My personal preference is to give priority to updating the system tables, and then cooperate with adding information for detecting performance_schema.

Supplement:
If you use the scheme of GTID and other points for read-write separation, what will happen when you do DDL for a large table?
Assume that this statement takes 10 minutes to execute on the main database, and it takes 10 minutes to transmit it to the standby database after submission (a typical large transaction).
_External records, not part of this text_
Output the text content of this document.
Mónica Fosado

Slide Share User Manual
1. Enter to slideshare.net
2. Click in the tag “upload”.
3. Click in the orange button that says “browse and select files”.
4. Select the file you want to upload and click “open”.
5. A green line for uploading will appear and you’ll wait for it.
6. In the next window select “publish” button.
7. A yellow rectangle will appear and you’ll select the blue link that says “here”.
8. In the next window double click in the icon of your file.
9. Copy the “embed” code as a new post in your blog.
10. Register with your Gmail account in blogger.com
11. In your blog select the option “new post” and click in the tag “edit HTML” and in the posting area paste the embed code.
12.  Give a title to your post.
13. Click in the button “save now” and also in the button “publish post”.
Then, when the GTID of the transaction submitted after the main database DDL is checked, it will wait 10 minutes before it appears.
In this way, the read-write separation mechanism will time out within 10 minutes, and then go to the main library.
This kind of expected operation should ensure that the main library can support all business queries during the off-peak period of business, and then switch all read requests to the main library, and then do DDL on the main library. After the standby database delays to catch up, switch the read request back to the standby database.
Through this thinking question, I mainly want to focus on the impact of large events on the equipotential scheme.
Of course, it is also a good choice to use the gh-ost solution to solve this problem.